Click here for synopsis
Signal degradations, such as additive noise and nonlinear distortion, can reduce the intelligibility and quality of a speech signal. Predicting intelligibility and quality for hearing aids is especially difficult since these devices may contain intentional nonlinear distortion designed to make speech more audible to a hearing-impaired listener. This speech processing often takes the form of time-varying multichannel gain adjustments. Intelligibility and quality metrics used for hearing aids and hearing-impaired listeners must therefore consider the trade-offs between audibility and distortion introduced by hearing-aid speech envelope modifications. This presentation uses the Hearing Aid Speech Perception Index (HASPI) and the Hearing Aid Speech Quality Index (HASQI) to predict intelligibility and quality, respectively. These indices incorporate a model of the auditory periphery that can be adjusted to reflect hearing loss.

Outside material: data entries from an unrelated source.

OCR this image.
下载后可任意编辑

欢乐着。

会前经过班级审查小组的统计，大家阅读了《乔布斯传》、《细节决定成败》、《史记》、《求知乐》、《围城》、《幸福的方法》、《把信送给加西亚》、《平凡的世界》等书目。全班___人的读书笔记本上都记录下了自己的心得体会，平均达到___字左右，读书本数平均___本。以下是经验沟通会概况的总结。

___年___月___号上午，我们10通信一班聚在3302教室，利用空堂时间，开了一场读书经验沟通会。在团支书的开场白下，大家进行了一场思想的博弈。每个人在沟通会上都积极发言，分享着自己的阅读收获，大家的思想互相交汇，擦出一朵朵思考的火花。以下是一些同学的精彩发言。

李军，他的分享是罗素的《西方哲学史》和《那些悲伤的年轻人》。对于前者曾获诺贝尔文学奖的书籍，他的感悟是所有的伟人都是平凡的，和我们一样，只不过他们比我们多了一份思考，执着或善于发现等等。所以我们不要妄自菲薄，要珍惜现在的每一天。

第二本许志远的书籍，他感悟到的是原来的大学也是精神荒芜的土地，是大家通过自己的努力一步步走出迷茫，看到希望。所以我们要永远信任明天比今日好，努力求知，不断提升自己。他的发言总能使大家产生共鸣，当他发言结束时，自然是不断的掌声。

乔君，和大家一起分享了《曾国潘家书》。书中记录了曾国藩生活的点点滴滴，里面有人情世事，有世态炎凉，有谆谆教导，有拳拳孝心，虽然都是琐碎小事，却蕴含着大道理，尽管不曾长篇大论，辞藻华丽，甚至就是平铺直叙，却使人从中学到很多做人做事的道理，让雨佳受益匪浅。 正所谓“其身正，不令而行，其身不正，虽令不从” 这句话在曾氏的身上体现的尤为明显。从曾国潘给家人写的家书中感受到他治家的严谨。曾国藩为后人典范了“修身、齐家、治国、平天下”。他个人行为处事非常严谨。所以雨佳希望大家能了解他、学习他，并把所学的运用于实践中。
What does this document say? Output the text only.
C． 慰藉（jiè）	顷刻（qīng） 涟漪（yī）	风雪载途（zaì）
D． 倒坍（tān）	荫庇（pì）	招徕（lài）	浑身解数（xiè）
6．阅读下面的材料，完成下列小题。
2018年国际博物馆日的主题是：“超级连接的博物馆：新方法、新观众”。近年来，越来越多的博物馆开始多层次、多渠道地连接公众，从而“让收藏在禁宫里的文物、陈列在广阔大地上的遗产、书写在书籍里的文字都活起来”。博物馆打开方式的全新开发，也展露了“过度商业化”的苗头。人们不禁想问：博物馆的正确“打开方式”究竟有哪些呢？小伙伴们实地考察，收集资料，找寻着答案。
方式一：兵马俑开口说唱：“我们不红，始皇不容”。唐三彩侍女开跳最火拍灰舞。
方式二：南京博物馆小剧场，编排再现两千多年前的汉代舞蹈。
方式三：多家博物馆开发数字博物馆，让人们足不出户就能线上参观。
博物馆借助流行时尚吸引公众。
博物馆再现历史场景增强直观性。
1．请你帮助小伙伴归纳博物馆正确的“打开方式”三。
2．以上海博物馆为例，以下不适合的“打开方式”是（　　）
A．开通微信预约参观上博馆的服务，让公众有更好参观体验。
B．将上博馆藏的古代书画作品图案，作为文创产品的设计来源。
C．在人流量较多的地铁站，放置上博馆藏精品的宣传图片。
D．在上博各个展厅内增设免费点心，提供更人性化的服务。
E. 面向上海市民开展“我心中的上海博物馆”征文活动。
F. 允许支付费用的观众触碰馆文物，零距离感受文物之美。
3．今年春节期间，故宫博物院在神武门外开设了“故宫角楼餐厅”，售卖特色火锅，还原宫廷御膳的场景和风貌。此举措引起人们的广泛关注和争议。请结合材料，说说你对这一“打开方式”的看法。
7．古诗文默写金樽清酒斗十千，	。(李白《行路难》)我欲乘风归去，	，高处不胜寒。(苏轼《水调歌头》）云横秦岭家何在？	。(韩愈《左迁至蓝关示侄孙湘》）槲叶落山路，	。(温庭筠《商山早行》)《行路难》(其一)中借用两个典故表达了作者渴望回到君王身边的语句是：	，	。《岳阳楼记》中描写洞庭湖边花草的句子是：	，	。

They have been trained on intelligibility scores and quality ratings from both normal-hearing and hearing-impaired listeners for a wide variety of signal and processing conditions. The basics of the metrics are explained, and the metrics are then used to analyze the effects of additive noise on speech, to evaluate noise suppression algorithms, and to measure differences among commercial hearing aids.

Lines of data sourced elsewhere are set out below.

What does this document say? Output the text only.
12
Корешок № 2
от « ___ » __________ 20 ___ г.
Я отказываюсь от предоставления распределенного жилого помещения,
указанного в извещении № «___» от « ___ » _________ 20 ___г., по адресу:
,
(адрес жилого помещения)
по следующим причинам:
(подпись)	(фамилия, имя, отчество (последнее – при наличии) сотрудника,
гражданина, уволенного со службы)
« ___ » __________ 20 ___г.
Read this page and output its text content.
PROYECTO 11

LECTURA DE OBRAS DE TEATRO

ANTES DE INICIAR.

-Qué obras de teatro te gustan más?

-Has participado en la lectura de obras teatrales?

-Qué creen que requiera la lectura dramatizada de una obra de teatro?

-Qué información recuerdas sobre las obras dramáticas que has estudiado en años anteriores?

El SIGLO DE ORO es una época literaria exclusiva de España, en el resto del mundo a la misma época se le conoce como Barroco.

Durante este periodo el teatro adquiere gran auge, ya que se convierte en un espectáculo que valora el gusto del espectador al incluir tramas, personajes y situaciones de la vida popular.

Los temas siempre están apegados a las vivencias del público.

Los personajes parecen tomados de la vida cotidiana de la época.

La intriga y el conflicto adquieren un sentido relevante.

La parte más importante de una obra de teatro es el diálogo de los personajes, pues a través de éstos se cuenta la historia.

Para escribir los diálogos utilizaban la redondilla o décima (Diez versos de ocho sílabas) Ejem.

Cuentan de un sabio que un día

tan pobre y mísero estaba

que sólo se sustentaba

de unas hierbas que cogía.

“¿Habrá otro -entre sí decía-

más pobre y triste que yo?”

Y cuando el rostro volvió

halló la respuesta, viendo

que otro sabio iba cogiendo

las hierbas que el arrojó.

HAAQI (Hearing Aid Audio Quality Index)
HAAQI was developed by James Kates and Kathryn Arehart and is an intrusive (double-ended) metric, i.e., it requires both a processed and reference signal . In the Cadenza evaluation, the HAAQI function is configured so the reference signal has a amplification applied, so all frequency bands contribute equally to its loudness. This amplification uses the NAL-R prescriptive (gain) formula . This prescribes the amount of gain across frequency bands to apply to the incoming signal based on the individual pure-tone audiogram thresholds at those frequencies (in dB HL) to improve audibility. This is linear amplification and no compression.
A schematic for the rest of HAAQI is shown Figure 1. HAAQI involves an auditory model including hearing thresholds to allow for hearing loss via the audiogram and gain. HAAQI then compares the temporal fine-structure (BM Vib in Fig. 1) and the envelope of the two signals (Env) using correlation (Corr) and quantifying spectal differences. (The processes are similar to HASQI; see video above). The main difference to HASQI is the way the separate linear and non-linear terms are combined to predict perceived quality ("combine terms"). The metric has been shown to predict well the effects of additive noise (e.g., background noise and/or artefacts) as well as noise reduction, nonlinearities (e.g., compression) and spectral shifts. But it has not been used before to explore demixed signals, as is being done in Task 1 of the 2023 challenge.
For more information about the design and use of HASPI, HASQI and HAAQI, please refer to the official user's guide.
In the HAAQI Python implementation, the parameter
equalisation indicates if the
reference signal already includes
an amplification or not. If the reference signal does not include an amplification, one have to set the parameter
equalisation = 1. This will make to HAAQI to apply the NAL-R amplification.
It is important to note that the
processed signal must include the hearing aid amplification before is presented to HAAQI.
No hearing aid amplification is applied to this signal within the HAAQI score.
 Kates, J.M. and Arehart, K.H., 2015. The hearing-aid audio quality index (HAAQI). IEEE/ACM transactions on audio, speech, and language processing, 24, pp.354-365.
 Byrne, D. and Dillon, H., 1986. The National Acoustic Laboratories'(NAL) new procedure for selecting the gain and frequency response of a hearing aid. Ear and hearing, 7(4), pp.257-265.